SAVCI 3 MİLLETVEKİLİ İÇİN BALBAY VURGUSU YAPTI
Milletvekillerinin tahliyelerine ilişkin olarak dosyayı inceleyen Cumhuriyet Savcısı, sabah saatlerinde mütalaa hazırlayarak mahkemeye sundu. Cumhuriyet Savcısı tahliyeye ilişkin görüşünde sanıklar Faysal Sarıyıldız, Kemal Aktaş ve Selma Irmak'ın durumu nedeniyle Anayasa Mahkemesi'nin Mustafa Balbay'a ilişkin kararına vurgu yaptı. Anayasa Mahkemesi'nin kararı ışığında sanıkların durumunu değerlendiren Savcı, tutuklamanın geçici bir koruma tedbiri olması nedeniyle oranılılık ilkesinin uygulanmasını zorunlu kıldığını belirtti. Anayasa Mahkemesi karararında Anayasa'nın 67'nci maddesin aykırılık tespit edildiğini ifade eden Savcı, "Anayasa Mahkemesi sanıkların milletvekili olması nedeniyle diğer temel haklara ilave olarak seçilme hakkının da ihlal edildiğini ve seçilme hakkının demokratik düzenin önemli unsurlarından olması nedeniyle ayrı bir önemi olduğunu sonucuna vararak, seçilme hakkının ihlalinin diğer hak ihlallerine kıyasla demokratik bir düzende ağır bir ihlal olduğu sonucuna vardığı değerlendirilmiştir" dedi.
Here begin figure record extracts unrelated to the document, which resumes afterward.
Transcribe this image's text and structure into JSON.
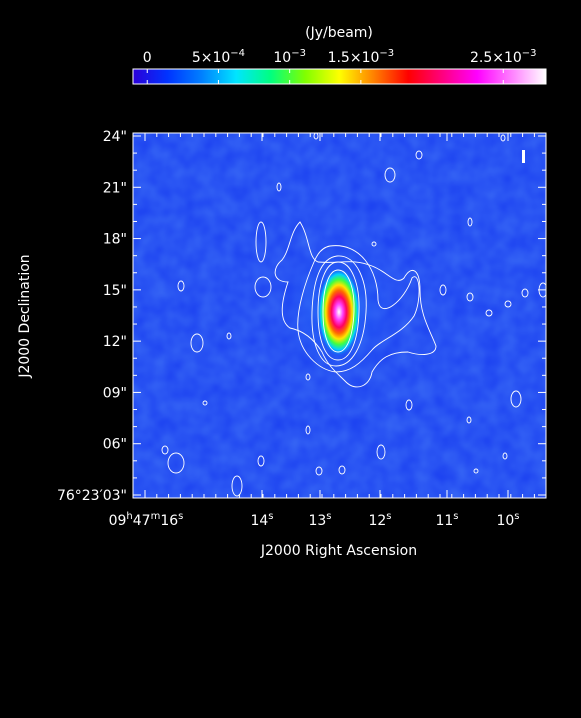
{
  "colorbar": {
    "unit_label": "(Jy/beam)",
    "tick_labels": [
      {
        "value": 0,
        "text_main": "0",
        "text_exp": ""
      },
      {
        "value": 0.0005,
        "text_main": "5×10",
        "text_exp": "−4"
      },
      {
        "value": 0.001,
        "text_main": "10",
        "text_exp": "−3"
      },
      {
        "value": 0.0015,
        "text_main": "1.5×10",
        "text_exp": "−3"
      },
      {
        "value": 0.0025,
        "text_main": "2.5×10",
        "text_exp": "−3"
      }
    ],
    "range": [
      -0.0001,
      0.0028
    ],
    "stops": [
      "#2b00d9",
      "#0033ff",
      "#0080ff",
      "#00e5ff",
      "#00ff80",
      "#80ff00",
      "#ffff00",
      "#ff8000",
      "#ff0000",
      "#ff0080",
      "#ff00ff",
      "#ff80ff",
      "#ffffff"
    ]
  },
  "axes": {
    "xlabel": "J2000 Right Ascension",
    "ylabel": "J2000 Declination",
    "x_ticks": [
      {
        "pos": 0.0,
        "main": "09",
        "sup1": "h",
        "mid": "47",
        "sup2": "m",
        "tail": "16",
        "sup3": "s"
      },
      {
        "pos": 0.15,
        "main": "14",
        "sup1": "s"
      },
      {
        "pos": 0.3,
        "main": "13",
        "sup1": "s"
      },
      {
        "pos": 0.45,
        "main": "12",
        "sup1": "s"
      },
      {
        "pos": 0.6,
        "main": "11",
        "sup1": "s"
      },
      {
        "pos": 0.75,
        "main": "10",
        "sup1": "s"
      }
    ],
    "y_ticks": [
      {
        "label": "24\""
      },
      {
        "label": "21\""
      },
      {
        "label": "18\""
      },
      {
        "label": "15\""
      },
      {
        "label": "12\""
      },
      {
        "label": "09\""
      },
      {
        "label": "06\""
      },
      {
        "label": "76°23′03\""
      }
    ]
  },
  "image": {
    "background_color": "#1a3ff0",
    "source_peak_color": "#ffffff",
    "contour_color": "#ffffff"
  }
}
SAVCI: BALBAY KARARI BENZER TÜM OLAYLARA UYGULANMALI
Anayasa Mahkemesi'nin yerel mahkemeler, Danıştay ve Yargıtay kararlarına ilişkin başvurulabilen son merci olduğunu ve bir anlamda en üst yargı kurumu haline geldiğini vurgulayan Savcı, "Anayasa Mahkemesi'nin bireysel başvuru sonucu verdiği kararlarla ortaya çıkan hükümler, tıpkı Yargıtay içtihatları gibi yerel mahkemelere yol gösterici nitelikte kararlar halini almıştır. Bu nedenle Anayasa Mahkemesi kararı sonucu ortaya çıkan içtihat diğer yargı organlarına yol gösterici nitelikte kararlardır. Bu nedenle Mustafa Balbay hakkında verilen karar sonucu oluşan içtihat, artık benzer durumdaki tüm olaylara uygulanması gereken bir içtihat halini almıştır. Anayasa Mahkemesi söz konusu kararda hakkında hüküm verilmiş olmasına rağmen tutukluluğun devamının Anayasa'nın 19 ve 67'inci maddelerini ihlal ettiği sonucuna varmıştır. Anayasa Mahkemesi kararı dikkate alındığında hükümlü sanık Mustafa Balbay hakkında seçilme hakkının ihlal edildiğine karar verilmiş olması, henüz hakkında bir mahkumiyet hükmü verilmemiş tutuklular hakkında evveliyetle seçilme hakkının ihlal edildiği sonucunu ortaya çıkarmaktadır" ifadelerini kullandı.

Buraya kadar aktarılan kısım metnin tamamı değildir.